Sommet de Copenhague

Réfugiés climatiques, une commodité de langage ?

Les chefs d'Etat et diplomates de près de 200 Etats se réunissent aujourd'hui à Copenhague pour trouver un accord politique et financier efficace afin de lutter contre le réchauffement climatique.

L'ambition des objectifs est à la hauteur des efforts demandés aux responsables politiques. Selon la Banque mondiale, les pays industrialisés subiront les conséquences du réchauffement climatique à hauteur de 2% alors que 98% des 325 millions de personnes victimes de ses conséquences directes se trouvent dans les pays en développement. Les difficultés se trouvent bien encore et toujours dans les pays pauvres.

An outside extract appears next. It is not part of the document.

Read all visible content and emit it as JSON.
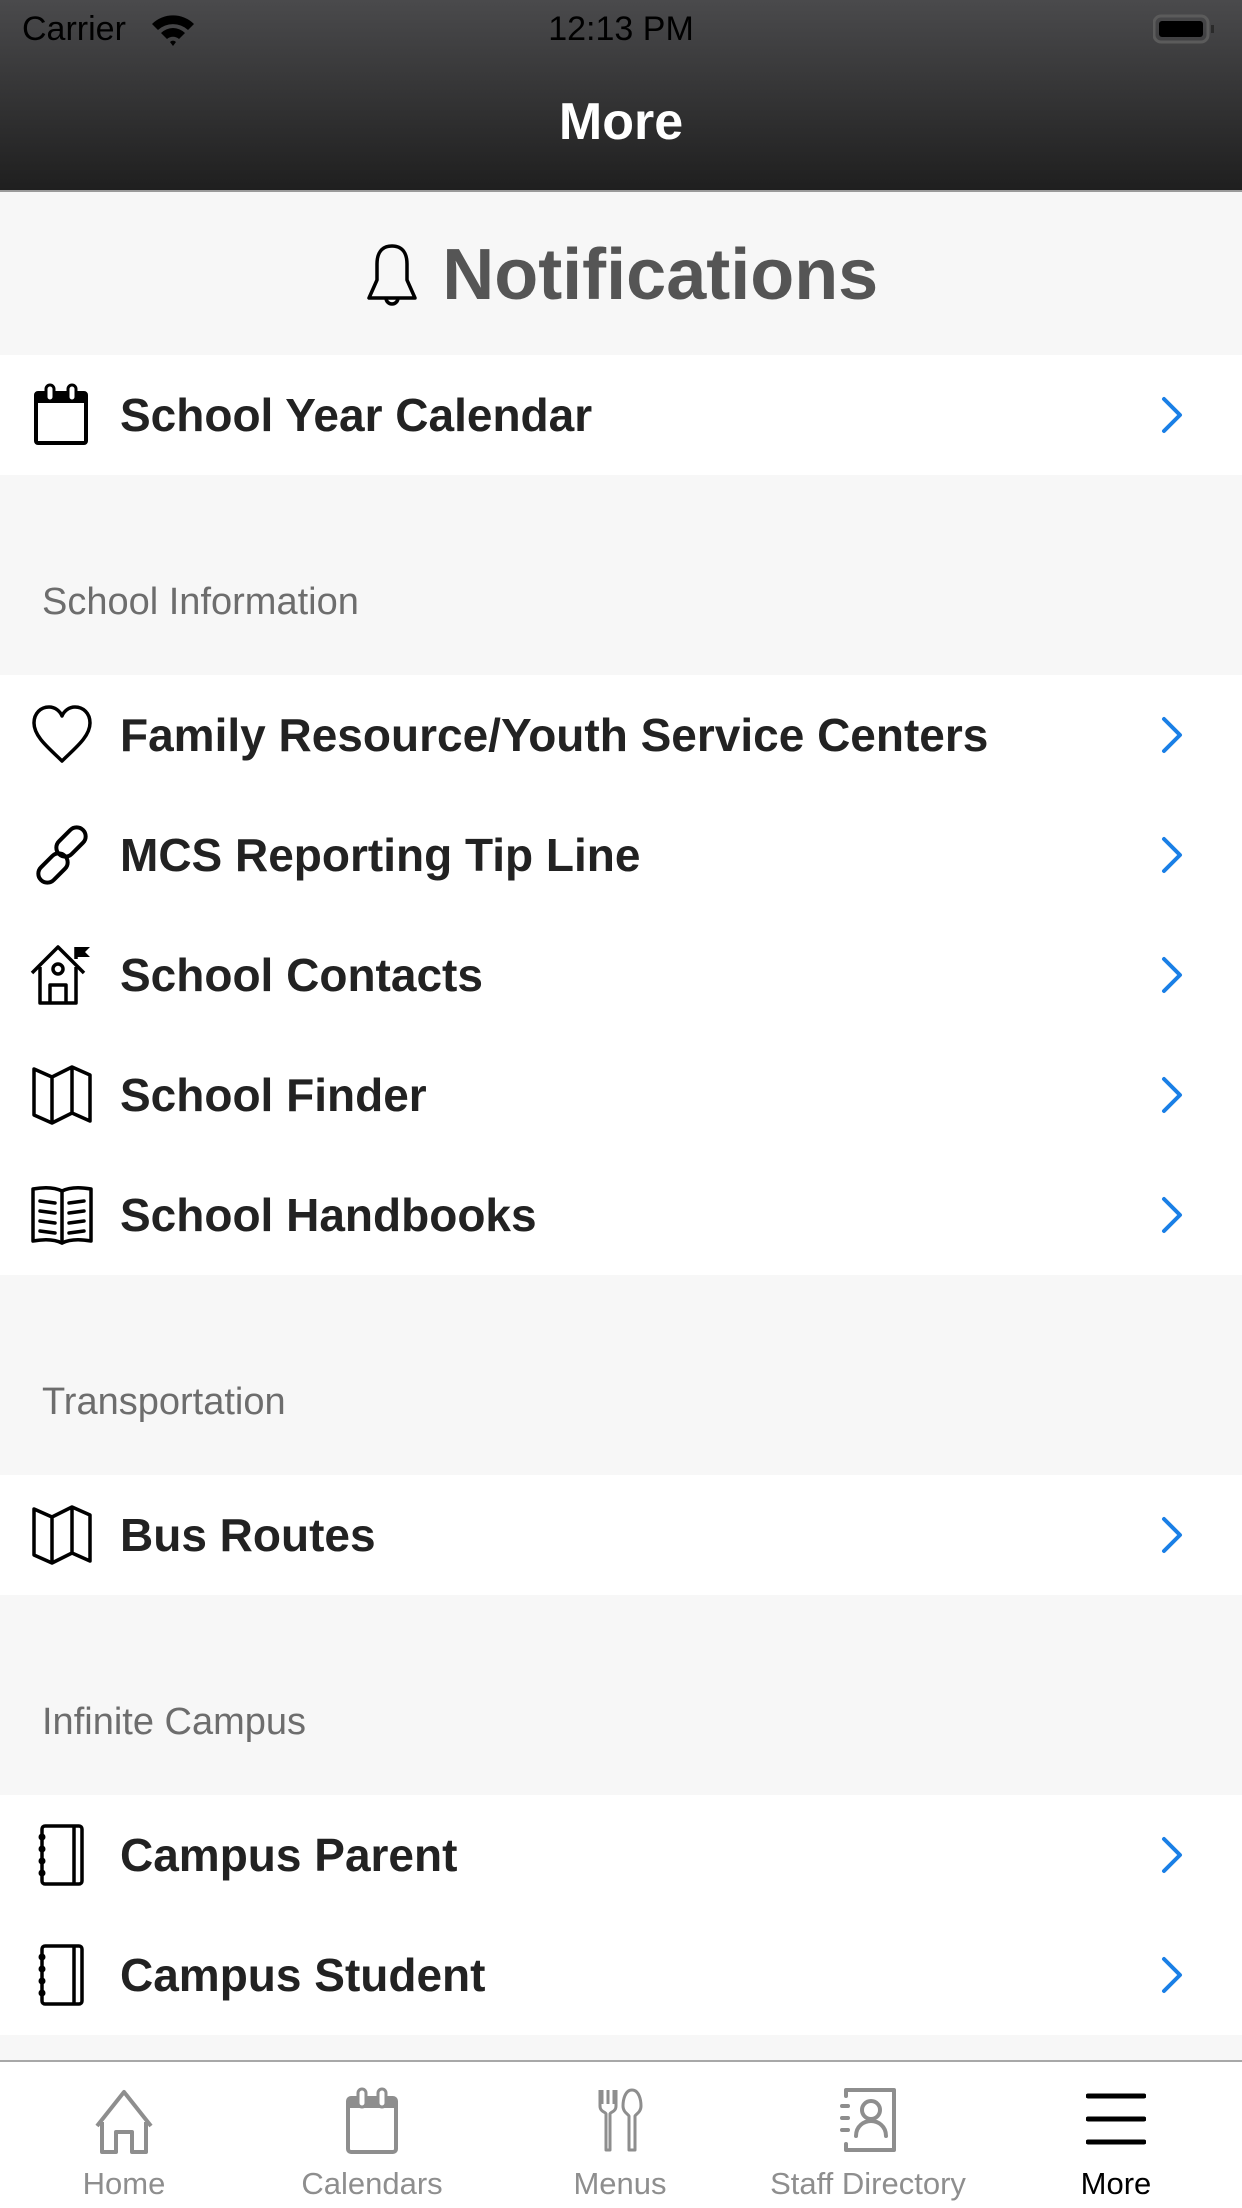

Selon les experts, entre 150 millions et 1 milliard de personnes seraient poussées à se déplacer d'ici 2050 en raison de possibles catastrophes naturelles liées au réchauffement climatique. Parler de « réfugiés climatiques » aujourd'hui paraît une commodité de langage. Malgré toutes les projections et estimations, il est difficile de définir aujourd'hui quel sera le lien immédiat ou indirect entre les effets du réchauffement climatique et les mouvements de population dans l'avenir. Les déplacements seront dans un premier temps des déplacements internes, voire régionaux, ayant pour effet l'augmentation de la pression aux abords des mégalopoles du Sud et perturbant l'accès aux ressources et infrastructures de base. Le risque potentiel de voir des tensions accrues dans les pays pauvres est réel.

Les caractéristiques de ces déplacements justifient-elles, à elles seules, la création d'une nouvelle catégorie de « réfugiés climatiques », que ce soit à travers la signature d'un protocole à la Convention de Genève de 1951 ou par la remise à plat de ce texte ? La dernière option paraît risquée compte tenu de l'incertitude sur l'aboutissement qu'une telle négociation aurait au jour présent. Voir les Etats réduire les ambitions de ce texte est un risque majeur.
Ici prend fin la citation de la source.